Since 1973, Sylvia Render, the Library of Congress' specialist in Afro-American history and culture, has gone to out-of-the-way places to dicker with, nudge or cajole reluctant heirs and skeptical individuals into giving private papers to her manuscript division.

"A large quantity of our collection of Afro-American papers can be directly attributed to her," said John C. Broderick, the assistant librarian for Research Services at the Library of Congress. "She has also been responsible for reminding the library of its own heritage."

"She brings passion to her work," said Asuncion Lavrin, an associate professor at Howard University. "I wouldn't have known about many things as topics for my students if it hadn't been for her."

Through persistence, Render acquired the personal papers of civil rights leader Roy Wilkins, the records of the National Association for the Advancement of Colored People Legal Defense and Education Fund, and the papers, charters and documents of the Brotherhood of Sleeping Car Porters. But she has also given much time to running down materials dealing with the contributions of Washingtonians to black culture.

"Washington has long been a hub of cultural, political and educational activity among blacks -- even before the Civil War," Render said. "It's been a natural gathering place for blacks because there were more opportunities here."

Render's efforts to separate and examine the parts of black culture led her one snowy day to the Northwest home of Ann Weaver Teabeau, the great-grandaughter of Frederick Douglass, the abolitionist, diplomat and writer. Teabeau was wary of parting with personal letters that Douglass had written to the family while he was a runaway slave and while in exile in England and Scotland.

After two exploratory telephone calls, Render arranged a meeting and she and Teabeau talked at length. "Southern gentility ruled the day," recalled the Atlanta-born Render. She succeeded where others had failed. The Douglass letters now belong to history, archived in the Library of Congress.
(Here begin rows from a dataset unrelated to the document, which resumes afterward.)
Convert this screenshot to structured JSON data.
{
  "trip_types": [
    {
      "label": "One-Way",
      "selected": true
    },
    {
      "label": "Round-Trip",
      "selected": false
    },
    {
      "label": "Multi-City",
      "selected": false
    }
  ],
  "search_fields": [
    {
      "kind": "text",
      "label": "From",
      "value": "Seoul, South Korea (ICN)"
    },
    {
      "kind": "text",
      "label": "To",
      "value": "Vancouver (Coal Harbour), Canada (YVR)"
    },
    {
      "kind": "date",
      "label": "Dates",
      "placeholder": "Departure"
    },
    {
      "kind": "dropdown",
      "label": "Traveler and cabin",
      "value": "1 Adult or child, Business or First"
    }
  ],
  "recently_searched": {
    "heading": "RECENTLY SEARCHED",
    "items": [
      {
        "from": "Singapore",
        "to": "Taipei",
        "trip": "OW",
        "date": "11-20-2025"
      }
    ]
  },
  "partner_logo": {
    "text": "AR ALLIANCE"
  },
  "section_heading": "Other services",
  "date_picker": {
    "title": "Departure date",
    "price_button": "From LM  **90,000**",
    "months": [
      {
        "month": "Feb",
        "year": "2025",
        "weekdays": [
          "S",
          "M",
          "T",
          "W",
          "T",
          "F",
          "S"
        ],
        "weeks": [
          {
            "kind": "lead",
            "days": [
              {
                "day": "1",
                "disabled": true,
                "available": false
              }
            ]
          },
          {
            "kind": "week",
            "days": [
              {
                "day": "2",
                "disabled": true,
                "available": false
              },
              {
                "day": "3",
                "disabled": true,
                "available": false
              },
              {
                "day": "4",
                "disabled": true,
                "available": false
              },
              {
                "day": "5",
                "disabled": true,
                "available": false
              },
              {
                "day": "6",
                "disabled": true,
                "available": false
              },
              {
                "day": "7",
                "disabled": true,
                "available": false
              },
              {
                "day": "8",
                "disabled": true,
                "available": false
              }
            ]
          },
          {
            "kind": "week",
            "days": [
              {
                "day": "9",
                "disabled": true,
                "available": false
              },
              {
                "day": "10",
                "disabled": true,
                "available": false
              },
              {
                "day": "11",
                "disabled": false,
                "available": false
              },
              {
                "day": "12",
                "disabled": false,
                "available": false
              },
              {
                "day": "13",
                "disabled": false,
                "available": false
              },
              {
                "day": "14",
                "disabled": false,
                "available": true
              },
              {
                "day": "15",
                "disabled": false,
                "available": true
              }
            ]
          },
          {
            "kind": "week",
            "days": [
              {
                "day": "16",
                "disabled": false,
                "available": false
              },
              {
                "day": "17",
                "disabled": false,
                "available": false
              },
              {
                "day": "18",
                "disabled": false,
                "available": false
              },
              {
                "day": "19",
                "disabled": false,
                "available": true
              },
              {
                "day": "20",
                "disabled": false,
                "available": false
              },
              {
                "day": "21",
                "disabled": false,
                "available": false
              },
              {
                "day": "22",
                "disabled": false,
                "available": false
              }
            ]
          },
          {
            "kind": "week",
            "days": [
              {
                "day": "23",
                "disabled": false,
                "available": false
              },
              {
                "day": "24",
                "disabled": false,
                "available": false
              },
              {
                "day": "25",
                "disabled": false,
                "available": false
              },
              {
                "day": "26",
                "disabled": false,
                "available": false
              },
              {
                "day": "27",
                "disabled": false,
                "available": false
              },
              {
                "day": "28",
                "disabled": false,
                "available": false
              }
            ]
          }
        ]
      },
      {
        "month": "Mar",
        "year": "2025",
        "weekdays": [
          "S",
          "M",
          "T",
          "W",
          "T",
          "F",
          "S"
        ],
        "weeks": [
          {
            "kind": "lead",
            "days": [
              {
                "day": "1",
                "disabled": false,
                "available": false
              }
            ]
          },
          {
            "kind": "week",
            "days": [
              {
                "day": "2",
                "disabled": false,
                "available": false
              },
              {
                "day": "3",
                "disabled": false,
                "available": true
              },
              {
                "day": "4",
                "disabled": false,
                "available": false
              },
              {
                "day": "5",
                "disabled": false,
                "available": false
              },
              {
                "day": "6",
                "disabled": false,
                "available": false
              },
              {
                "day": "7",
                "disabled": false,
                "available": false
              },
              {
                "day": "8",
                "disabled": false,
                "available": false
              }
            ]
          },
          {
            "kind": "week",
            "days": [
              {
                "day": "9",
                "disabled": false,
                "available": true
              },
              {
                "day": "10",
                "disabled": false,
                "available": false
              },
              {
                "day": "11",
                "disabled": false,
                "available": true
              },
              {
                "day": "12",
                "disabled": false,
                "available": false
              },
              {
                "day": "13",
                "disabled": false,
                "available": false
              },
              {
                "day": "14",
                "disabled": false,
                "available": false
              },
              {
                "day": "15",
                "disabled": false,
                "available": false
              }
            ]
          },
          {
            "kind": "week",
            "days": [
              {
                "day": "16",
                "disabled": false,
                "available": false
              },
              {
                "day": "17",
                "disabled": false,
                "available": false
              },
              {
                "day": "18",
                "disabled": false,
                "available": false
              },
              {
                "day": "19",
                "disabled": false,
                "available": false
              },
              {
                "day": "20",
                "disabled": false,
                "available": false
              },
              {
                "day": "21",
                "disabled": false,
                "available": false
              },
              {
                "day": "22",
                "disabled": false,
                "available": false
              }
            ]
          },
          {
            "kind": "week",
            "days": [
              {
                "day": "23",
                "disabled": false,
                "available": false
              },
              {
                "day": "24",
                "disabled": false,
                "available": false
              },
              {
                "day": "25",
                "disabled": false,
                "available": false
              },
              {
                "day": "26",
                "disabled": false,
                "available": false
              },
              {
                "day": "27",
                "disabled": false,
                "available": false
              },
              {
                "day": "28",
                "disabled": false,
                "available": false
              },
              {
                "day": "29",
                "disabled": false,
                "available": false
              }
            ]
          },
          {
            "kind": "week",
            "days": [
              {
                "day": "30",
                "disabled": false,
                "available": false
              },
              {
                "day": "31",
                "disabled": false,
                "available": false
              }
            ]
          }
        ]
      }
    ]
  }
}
On another occasion, outfitted in slacks and a pullover sweater, she attacked boxloads of materials in an abandoned classroom used as a storage area at the Nannie Helen Burroughs School in Northeast. On her hands and knees, surrounded by lawnmowers, ladders and rags, she fished through crammed, dusty boxes until she found the documents she needed to complete the library's collection on the noted Washington educator. Said Render, tongue-in-cheek: "It was not the kind of thing one expects a professional to do."

Her department's follow-up and hustle resulted in the discovery and acquisition of documents showing that the father of another Washington educator, Francis L. Cardozo, served as secretary of state and treasurer of South Carolina during Reconstruction, "without a single finger of criticism being pointed his way while in office," Render said. Personal letters of Cardozo, for whom the Northwest high school was named, may also be found at the library.

Render's unorthodox style has resulted in key materials being made available to scholars, researchers, writers and students from all over the world.

Render received her doctorate in English Literature in 1959 at the George Peabody College in Nashville when she was a 46-year-old divorcee with a child. After years of sporadic schooling, the Depression, and a series of jobs that included clerical work, being a civil servant and newspaper reporter, she had attained her "life-long dream" of becoming a college history professor.

She was planning her retirement at North Carolina Central University at Durham when she was contacted by the Library of Congress. She did not hesitate. "I saw this as an opportunity to promote the awareness of, and an appreciation for, Afro-American culture," Render said.

Two years ago, Render organized the Daniel Alexander Payne Murray Afro-American Culture Club, named after one of the library's first black employes. The club regularly sponsors lectures, recitals and exhibits at the library's Coolidge Auditorium."

During her tenure at the Library of Congress, she has published two books on the writings of Charles W. Chesnutt, the last of which, simply called "Charles W. Chesnutt," has gone into its second printing, she said.

Her zeal is real. And in the yellowed documents and pages reclaimed from musty attics and forgotten bookcases, she's found a lesson: "Until we are aware of our history, come to appreciate it, and come to terms with it psychologically, we will not be able to operate effectively in a multi-ethnic culture."